Van de 891.000 mensen uit een huishouden met een inkomen onder de lage-inkomensgrens, was vorig jaar bijna een kwart (209.000) een minderjarig kind. Dat betekent dat 6,6 procent van alle kinderen leeft met een armoederisico. Dat is een lichte daling in vergelijking met een jaar eerder. Toen was dat nog 6,8 procent (218.000).
Voor de bevolking als geheel bleef het risico in 2020 en 2021 gelijk op 5,4 procent. Bij werkenden daalde het armoederisico licht, meldt het Centraal Bureau voor de Statistiek (CBS) naar aanleiding van de nieuwste cijfers over het armoederisico in Nederland.
1720 netto
De lage-inkomensgrens lag in 2021 voor een alleenstaande op 1130 euro netto per maand. Voor een stel zonder kinderen was dat 1590 euro, en met twee minderjarige kinderen 2170 euro. Voor een eenoudergezin met twee minderjarige kinderen was die grens 1720 euro. De grens staat voor een vast koopkrachtbedrag dat jaarlijks wordt gecorrigeerd voor de prijsontwikkeling.

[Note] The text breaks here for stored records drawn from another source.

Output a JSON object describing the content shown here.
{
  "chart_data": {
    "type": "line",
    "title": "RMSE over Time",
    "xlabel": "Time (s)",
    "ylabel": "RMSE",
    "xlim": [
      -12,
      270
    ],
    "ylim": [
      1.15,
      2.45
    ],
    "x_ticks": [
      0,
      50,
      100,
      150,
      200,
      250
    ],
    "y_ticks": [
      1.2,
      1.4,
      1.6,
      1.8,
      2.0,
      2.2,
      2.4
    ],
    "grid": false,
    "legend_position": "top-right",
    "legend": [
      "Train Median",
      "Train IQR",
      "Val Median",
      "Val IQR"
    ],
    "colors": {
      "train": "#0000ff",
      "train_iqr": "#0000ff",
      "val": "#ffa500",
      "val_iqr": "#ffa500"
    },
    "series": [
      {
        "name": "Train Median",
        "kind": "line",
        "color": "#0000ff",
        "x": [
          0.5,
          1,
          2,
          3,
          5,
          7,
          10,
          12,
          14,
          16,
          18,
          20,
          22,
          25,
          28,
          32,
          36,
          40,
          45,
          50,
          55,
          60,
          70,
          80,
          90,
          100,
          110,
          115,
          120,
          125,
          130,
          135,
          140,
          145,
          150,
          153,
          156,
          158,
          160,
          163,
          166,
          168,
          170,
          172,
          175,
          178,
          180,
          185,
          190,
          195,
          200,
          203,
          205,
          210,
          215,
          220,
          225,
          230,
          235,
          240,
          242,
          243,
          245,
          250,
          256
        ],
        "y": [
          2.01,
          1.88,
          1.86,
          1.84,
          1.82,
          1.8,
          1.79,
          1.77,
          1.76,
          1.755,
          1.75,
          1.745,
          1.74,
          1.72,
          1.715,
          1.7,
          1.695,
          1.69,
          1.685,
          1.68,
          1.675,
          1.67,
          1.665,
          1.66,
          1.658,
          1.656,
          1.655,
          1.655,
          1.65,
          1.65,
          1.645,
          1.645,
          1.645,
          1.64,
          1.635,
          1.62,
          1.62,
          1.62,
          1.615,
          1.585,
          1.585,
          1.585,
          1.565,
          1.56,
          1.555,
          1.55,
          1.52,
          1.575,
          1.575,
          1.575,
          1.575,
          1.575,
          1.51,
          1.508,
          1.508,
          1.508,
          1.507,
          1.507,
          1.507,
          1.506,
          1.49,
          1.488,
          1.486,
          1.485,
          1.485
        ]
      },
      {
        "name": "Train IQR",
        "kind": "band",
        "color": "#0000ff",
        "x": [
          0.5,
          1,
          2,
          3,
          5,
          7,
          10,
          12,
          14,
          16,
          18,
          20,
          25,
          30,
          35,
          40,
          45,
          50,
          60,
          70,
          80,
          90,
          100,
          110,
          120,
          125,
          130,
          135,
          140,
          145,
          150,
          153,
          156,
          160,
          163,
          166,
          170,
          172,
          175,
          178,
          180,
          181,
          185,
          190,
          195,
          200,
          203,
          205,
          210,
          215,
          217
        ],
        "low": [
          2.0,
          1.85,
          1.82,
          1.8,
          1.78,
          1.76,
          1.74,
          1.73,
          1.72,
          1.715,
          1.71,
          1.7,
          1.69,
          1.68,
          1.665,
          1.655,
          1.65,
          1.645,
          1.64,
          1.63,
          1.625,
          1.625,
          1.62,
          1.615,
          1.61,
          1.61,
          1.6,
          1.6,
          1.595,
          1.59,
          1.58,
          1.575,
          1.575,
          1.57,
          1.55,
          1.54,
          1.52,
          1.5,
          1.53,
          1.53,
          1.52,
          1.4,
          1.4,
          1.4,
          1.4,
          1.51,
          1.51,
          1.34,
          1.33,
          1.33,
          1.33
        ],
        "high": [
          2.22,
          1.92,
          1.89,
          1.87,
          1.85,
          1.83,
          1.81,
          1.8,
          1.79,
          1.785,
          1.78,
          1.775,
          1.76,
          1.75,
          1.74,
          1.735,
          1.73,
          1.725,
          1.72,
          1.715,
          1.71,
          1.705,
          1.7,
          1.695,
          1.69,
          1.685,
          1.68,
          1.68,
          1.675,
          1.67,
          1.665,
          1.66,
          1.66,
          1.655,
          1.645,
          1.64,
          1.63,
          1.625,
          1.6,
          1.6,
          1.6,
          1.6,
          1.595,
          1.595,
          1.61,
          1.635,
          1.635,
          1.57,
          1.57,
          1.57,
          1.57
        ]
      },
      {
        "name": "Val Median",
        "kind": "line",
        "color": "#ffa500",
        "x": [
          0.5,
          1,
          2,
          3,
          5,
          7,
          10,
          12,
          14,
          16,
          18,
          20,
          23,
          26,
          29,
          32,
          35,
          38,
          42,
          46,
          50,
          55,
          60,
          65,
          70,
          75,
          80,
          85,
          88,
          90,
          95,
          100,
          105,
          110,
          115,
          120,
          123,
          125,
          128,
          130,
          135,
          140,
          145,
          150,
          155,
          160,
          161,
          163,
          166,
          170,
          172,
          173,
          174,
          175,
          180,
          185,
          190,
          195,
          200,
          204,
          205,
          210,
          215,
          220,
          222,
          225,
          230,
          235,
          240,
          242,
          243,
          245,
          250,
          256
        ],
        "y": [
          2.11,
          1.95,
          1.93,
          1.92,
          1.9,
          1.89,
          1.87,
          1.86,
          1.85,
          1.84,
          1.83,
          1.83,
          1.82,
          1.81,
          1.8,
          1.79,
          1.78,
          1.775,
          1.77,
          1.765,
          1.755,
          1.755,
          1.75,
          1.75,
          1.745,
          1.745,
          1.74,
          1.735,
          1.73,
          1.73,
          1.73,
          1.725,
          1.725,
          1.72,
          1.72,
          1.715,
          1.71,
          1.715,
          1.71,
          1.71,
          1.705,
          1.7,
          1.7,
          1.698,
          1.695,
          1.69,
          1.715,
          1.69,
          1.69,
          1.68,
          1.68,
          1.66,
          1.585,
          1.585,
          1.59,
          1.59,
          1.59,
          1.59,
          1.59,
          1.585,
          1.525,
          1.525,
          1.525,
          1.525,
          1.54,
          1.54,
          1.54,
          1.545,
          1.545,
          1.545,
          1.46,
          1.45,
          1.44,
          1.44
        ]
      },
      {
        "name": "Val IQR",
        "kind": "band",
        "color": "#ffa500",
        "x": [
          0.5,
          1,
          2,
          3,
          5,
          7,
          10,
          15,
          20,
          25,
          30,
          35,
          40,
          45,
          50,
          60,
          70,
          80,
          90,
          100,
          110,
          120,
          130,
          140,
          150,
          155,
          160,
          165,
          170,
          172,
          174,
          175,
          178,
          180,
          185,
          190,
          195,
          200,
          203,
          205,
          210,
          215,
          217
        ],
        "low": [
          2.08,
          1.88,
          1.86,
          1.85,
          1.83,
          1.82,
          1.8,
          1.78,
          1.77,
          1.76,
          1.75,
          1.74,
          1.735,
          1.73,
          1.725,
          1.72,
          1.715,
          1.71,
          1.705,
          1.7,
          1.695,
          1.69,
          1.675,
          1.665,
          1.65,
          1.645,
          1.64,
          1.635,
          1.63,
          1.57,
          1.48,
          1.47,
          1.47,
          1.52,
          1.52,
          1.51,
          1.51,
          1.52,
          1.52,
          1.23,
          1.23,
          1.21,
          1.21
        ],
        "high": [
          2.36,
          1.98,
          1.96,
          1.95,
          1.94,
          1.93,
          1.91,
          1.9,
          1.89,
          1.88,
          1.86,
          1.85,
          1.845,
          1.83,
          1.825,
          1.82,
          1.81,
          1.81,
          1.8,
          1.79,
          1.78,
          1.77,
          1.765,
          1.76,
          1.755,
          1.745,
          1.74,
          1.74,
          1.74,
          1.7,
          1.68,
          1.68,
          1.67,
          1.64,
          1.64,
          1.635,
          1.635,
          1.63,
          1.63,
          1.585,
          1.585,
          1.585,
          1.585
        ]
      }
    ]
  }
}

Na een opleving in 2021 gingen de eigen inschattingen van de lage-inkomensgroep er dit jaar weer op achteruit. Het percentage dat geld zegt over te houden daalde van 24 procent in 2021 naar 20 procent in 2022; het percentage dat spaargeld moet aanspreken steeg van 17 naar 23 procent.
Negatieve ontwikkeling
Ook de mensen uit huishoudens zonder armoederisico zijn dit jaar somberder over hun financiële situatie. Het percentage huishoudens dat geld overhoudt daalde van 68 naar 63 en het percentage de geld van de spaarrekening moet opnemen steeg van 8 naar 12. Verhoudingsgewijs is de hogere-inkomensgroep somberder over hun toestand dan de groep met een inkomen onder de lage-inkomensgrens.